Quote Originally Posted by GaryWilcox
I wonder how many people in this thread have actually been through an abortion.

I have. Or, my ex wife has, with what would have been our child, while I sat in the waiting room.

It was a decision we made together. I think that there are valid reasons to terminate unwanted pregnancies, but when I look back on our's, I know that we were just scared of what it would do to us, and the kind of parents we would be.

Letting go of all of the crap surrounding the shape of the fetus... the simple truth is, it was a part of me in her, growing into a seperate life, and we killed it because we were afraid we'd be bad parents.
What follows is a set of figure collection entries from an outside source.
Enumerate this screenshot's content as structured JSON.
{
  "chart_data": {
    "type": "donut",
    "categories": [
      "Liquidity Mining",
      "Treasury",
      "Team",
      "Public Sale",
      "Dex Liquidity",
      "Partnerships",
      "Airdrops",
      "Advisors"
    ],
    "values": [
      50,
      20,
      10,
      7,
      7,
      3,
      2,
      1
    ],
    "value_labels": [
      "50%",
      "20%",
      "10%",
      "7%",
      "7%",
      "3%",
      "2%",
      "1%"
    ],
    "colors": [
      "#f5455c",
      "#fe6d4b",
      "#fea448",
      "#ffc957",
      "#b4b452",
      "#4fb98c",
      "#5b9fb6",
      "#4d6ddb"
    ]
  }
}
I don't want to protest abortion clinics. I just feel like people should be informed before they go to an abortion clinic or terminate their pregnancy with some herbal cure that they should consider that this kind of decision wil haunt them for the rest of their lives.

It's irreversible. Having another child is not the child you aborted; it can never be undone.
Well, I assume this question is directed to the pro abortionists here, myself being one. I have been through 3 abortions, although none of them were my child.

My mother had an abortion when she was 20, 10 years before she had me. Both my parents have gone through this with my sister and I in great detail, citing numerous reasons as to why they made that decision when they did. Monetary, mental, emotional, career reasons were the biggest ones.

My sister, now just 18, had a self induced abortion 2 years ago. She had unprotected sex, got pregnant, got really scared and found out over the internet how to perform it. I am the only person that she told about it, therefore I am the only person that she has ever talked to, confided in, or looked to for support in the matter. It was not fun going through it, but I firmly believe that she will lead a much better, balanced, successful life as a result of this. She was simply not ready for the burden.

The third abortion I have been directly connected to was my girlfriend's best friend. They have known each other since kindergarten and are very close. While this was not quite as bad for me as my sister's abortion was, the role I played was now my girlfriend's responsibility in that she was the only person her friend confided in. Obviously, I found out about it through her and offered her a lot of support having already gone through it.

My point is this; I am not someone who is just blindly throwing out his opinions on subjects that I have not ever considered. I understand abortions, and the emotional problems they cause. Knowing all this, I am still able to say with 100% certainty that the ability to have an abortion should be a right afforded to all women/couples.